American government official

Jan Zimmerman is an American government official serving as the chair of the Missouri Gaming Commission since July 2023. She is the first female to serve in the role. Zimmerman was previously the police chief of Raymore, Missouri from 2012 to 2022.

== Life ==
Zimmerman earned a bachelor's degree in criminal justice and master's degree in public administration from Park University. She is a graduate of the FBI National Academy and the University of Louisville Southern Police Institute.

In 1979, Zimmerman became a dispatcher for the Kansas City Police Department. She was sworn in as an officer in 1982. At the time of her retirement, she was a major. From 2012 to August 2022, Zimmerman served as police chief of Raymore, Missouri. During this time, she led the initiative to equip officers with body cameras and established the crisis intervention team program. Deputy Chief Jim Wilson succeeded her as police chief.

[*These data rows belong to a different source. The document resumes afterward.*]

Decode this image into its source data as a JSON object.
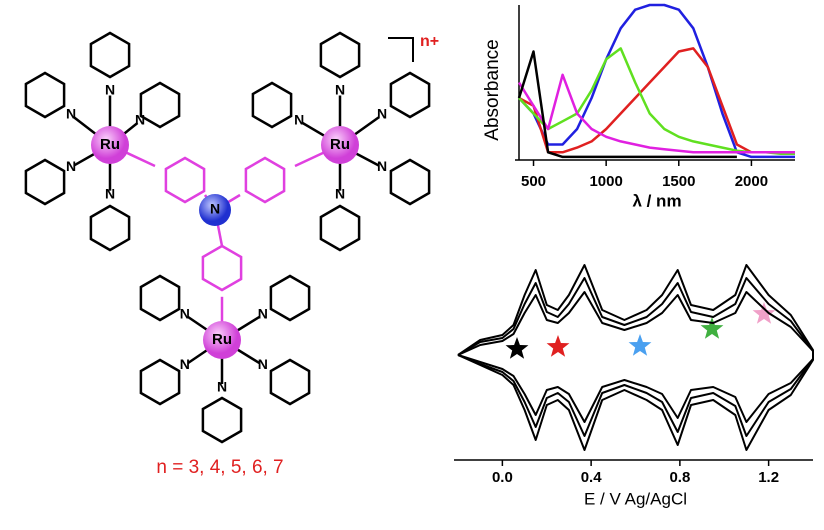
{
  "chart_data": [
    {
      "type": "line",
      "ylabel": "Absorbance",
      "xlabel": "λ / nm",
      "x": [
        400,
        500,
        600,
        700,
        800,
        900,
        1000,
        1100,
        1200,
        1300,
        1400,
        1500,
        1600,
        1700,
        1800,
        1900,
        2000,
        2100,
        2200,
        2300
      ],
      "xlim": [
        400,
        2300
      ],
      "xticks": [
        500,
        1000,
        1500,
        2000
      ],
      "ylim": [
        0,
        1
      ],
      "series": [
        {
          "color": "#2020e0",
          "values": [
            0.4,
            0.3,
            0.1,
            0.1,
            0.2,
            0.4,
            0.65,
            0.85,
            0.97,
            1.0,
            1.0,
            0.97,
            0.85,
            0.6,
            0.3,
            0.05,
            0.02,
            0.02,
            0.02,
            0.02
          ]
        },
        {
          "color": "#e02020",
          "values": [
            0.4,
            0.35,
            0.05,
            0.05,
            0.08,
            0.12,
            0.2,
            0.3,
            0.4,
            0.5,
            0.6,
            0.7,
            0.72,
            0.6,
            0.35,
            0.1,
            0.05,
            0.05,
            0.05,
            0.05
          ]
        },
        {
          "color": "#60e020",
          "values": [
            0.4,
            0.3,
            0.2,
            0.25,
            0.3,
            0.45,
            0.65,
            0.72,
            0.5,
            0.3,
            0.2,
            0.15,
            0.12,
            0.1,
            0.08,
            0.06,
            0.05,
            0.05,
            0.04,
            0.04
          ]
        },
        {
          "color": "#e020e0",
          "values": [
            0.5,
            0.35,
            0.2,
            0.55,
            0.3,
            0.2,
            0.15,
            0.12,
            0.1,
            0.08,
            0.07,
            0.06,
            0.05,
            0.05,
            0.05,
            0.05,
            0.05,
            0.05,
            0.05,
            0.05
          ]
        },
        {
          "color": "#000000",
          "values": [
            0.4,
            0.7,
            0.05,
            0.02,
            0.02,
            0.02,
            0.02,
            0.02,
            0.02,
            0.02,
            0.02,
            0.02,
            0.02,
            0.02,
            0.02,
            0.02,
            null,
            null,
            null,
            null
          ]
        }
      ]
    },
    {
      "type": "line",
      "xlabel": "E / V Ag/AgCl",
      "x": [
        -0.2,
        -0.1,
        0,
        0.05,
        0.1,
        0.15,
        0.2,
        0.25,
        0.3,
        0.37,
        0.45,
        0.55,
        0.65,
        0.72,
        0.79,
        0.85,
        0.95,
        1.05,
        1.1,
        1.2,
        1.3,
        1.4,
        1.4,
        1.3,
        1.2,
        1.1,
        1.05,
        0.95,
        0.85,
        0.79,
        0.72,
        0.65,
        0.55,
        0.45,
        0.37,
        0.3,
        0.25,
        0.2,
        0.15,
        0.1,
        0.05,
        0,
        -0.1,
        -0.2
      ],
      "xlim": [
        -0.2,
        1.4
      ],
      "xticks": [
        {
          "value": 0,
          "label": "0.0"
        },
        0.4,
        0.8,
        1.2
      ],
      "ylim": [
        -1.1,
        1.1
      ],
      "series": [
        {
          "color": "#000000",
          "values": [
            0,
            0.15,
            0.2,
            0.3,
            0.6,
            0.85,
            0.5,
            0.45,
            0.6,
            0.9,
            0.45,
            0.35,
            0.45,
            0.6,
            0.85,
            0.5,
            0.45,
            0.6,
            0.9,
            0.6,
            0.4,
            0.05,
            -0.05,
            -0.4,
            -0.55,
            -0.95,
            -0.6,
            -0.45,
            -0.5,
            -0.9,
            -0.55,
            -0.45,
            -0.35,
            -0.45,
            -0.95,
            -0.55,
            -0.45,
            -0.5,
            -0.85,
            -0.55,
            -0.3,
            -0.2,
            -0.1,
            0
          ]
        },
        {
          "color": "#000000",
          "values": [
            0,
            0.13,
            0.17,
            0.26,
            0.51,
            0.72,
            0.43,
            0.38,
            0.51,
            0.77,
            0.38,
            0.3,
            0.38,
            0.51,
            0.72,
            0.43,
            0.38,
            0.51,
            0.77,
            0.51,
            0.34,
            0.04,
            -0.04,
            -0.34,
            -0.47,
            -0.81,
            -0.51,
            -0.38,
            -0.43,
            -0.77,
            -0.47,
            -0.38,
            -0.3,
            -0.38,
            -0.81,
            -0.47,
            -0.38,
            -0.43,
            -0.72,
            -0.47,
            -0.26,
            -0.17,
            -0.09,
            0
          ]
        },
        {
          "color": "#000000",
          "values": [
            0,
            0.1,
            0.14,
            0.21,
            0.42,
            0.6,
            0.35,
            0.32,
            0.42,
            0.63,
            0.32,
            0.25,
            0.32,
            0.42,
            0.6,
            0.35,
            0.32,
            0.42,
            0.63,
            0.42,
            0.28,
            0.04,
            -0.04,
            -0.28,
            -0.39,
            -0.67,
            -0.42,
            -0.32,
            -0.35,
            -0.63,
            -0.39,
            -0.32,
            -0.25,
            -0.32,
            -0.67,
            -0.39,
            -0.32,
            -0.35,
            -0.6,
            -0.39,
            -0.21,
            -0.14,
            -0.07,
            0
          ]
        }
      ]
    }
  ],
  "structure": {
    "metal": "Ru",
    "nitrogen": "N",
    "charge": "n+",
    "caption": "n = 3, 4, 5, 6, 7"
  }
}
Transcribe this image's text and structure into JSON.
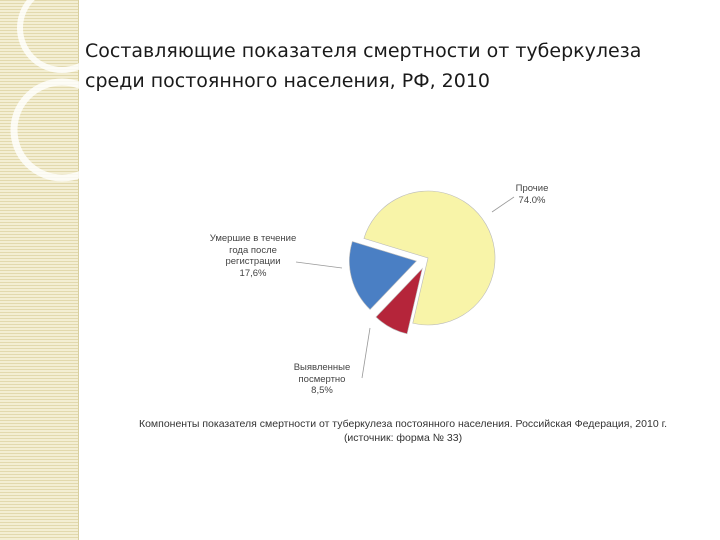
{
  "title": "Составляющие показателя смертности от туберкулеза среди постоянного населения, РФ, 2010",
  "chart_data": {
    "type": "pie",
    "categories": [
      "Умершие в течение года после регистрации",
      "Выявленные посмертно",
      "Прочие"
    ],
    "values": [
      17.6,
      8.5,
      74.0
    ],
    "value_labels": [
      "17,6%",
      "8,5%",
      "74.0%"
    ],
    "colors": [
      "#4a7fc4",
      "#b5253a",
      "#f8f4a8"
    ],
    "caption": [
      "Компоненты показателя смертности от туберкулеза постоянного населения. Российская Федерация, 2010 г.",
      "(источник: форма № 33)"
    ]
  }
}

Zimmerman is the program director of the Surviving Spouse and Family Endowment Fund with the Kansas City Crime Commission. In 2021, Zimmerman joined the Missouri Gaming Commission. In July 2023, she was appointed by governor Mike Parson as the chair of the Missouri Gaming Commission, the first female in the role. She assumed the position on July 17, succeeding Mike Leara.